BANGKOK: A bombing on Wednesday near the front gate of Myanmar’s main prison for political detainees killed at least eight people, including visitors and prison personnel, reports AP.
Five people who were delivering parcels to prisoners and three prison staff were killed when two bombs exploded around 9:40 am, News Of Myanmar, an online news service sympathetic to the country’s military government, reported on the Telegram social media platform.
It said 13 visitors, including a 9-year-old boy, and five prison personnel were being treated for injuries at Insein township hospital. The prison has been notorious for decades for housing political prisoners under various military governments. Families of prisoners are allowed to bring parcels with items such as food, clothing and medicine.
There were no immediate claims of responsibility for the attack. The Yangon Revolution Force, Yangon Urban Guerrillas and General Strike Committee, all resistance groups engaged in struggle against the military government, released statements on their Facebook pages condemning the attacks for hurting civilians.
Myanmar has been in turmoil since the military seized power from the elected civilian government of Aung San Suu Kyi last year, triggering nationwide peaceful protests that security forces suppressed with deadly force. The repression led to widespread armed resistance, which has since turned into what some UN experts have characterised as civil war.
About 2,367 civilians have died in a crackdown on resistance, according to detailed lists compiled by the Assistance Association for Political Prisoners, a rights watchdog group.
Bombings and shootings in Myanmar cities and armed clashes in the countryside occur daily. Urban guerrillas opposed to military rule carry out targeted killings of people associated with the military and bombings of establishments with official ties.

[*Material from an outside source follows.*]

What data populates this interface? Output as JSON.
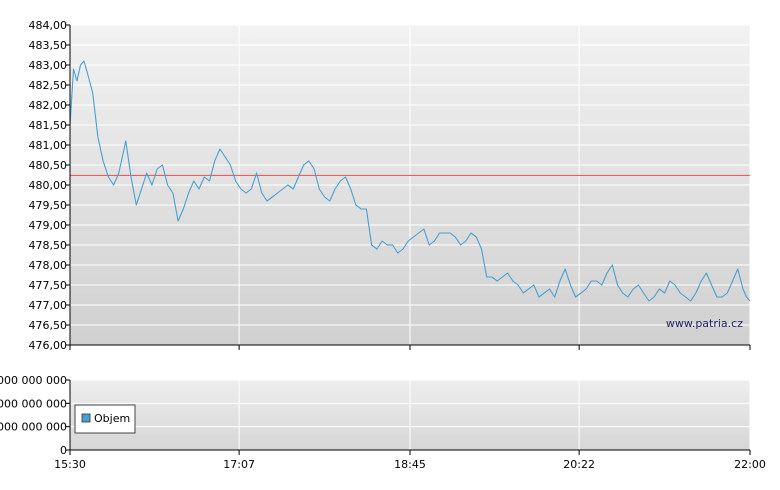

A resident who lives near the prison’s entrance gate told The Associated Press by phone that he heard about 10 gunshots after hearing the two explosions but did not know if they caused any casualties.
A lawyer who went to the prison about an hour after the blasts said the areas for arriving visitors and receiving parcels were empty when he arrived, and extra security had been deployed in front of the prison’s main gate. He said he was told that hearings at the court inside the prison had been postponed.
The resident and the lawyer spoke on condition of anonymity because of fear of being targeted by security forces for speaking to the media.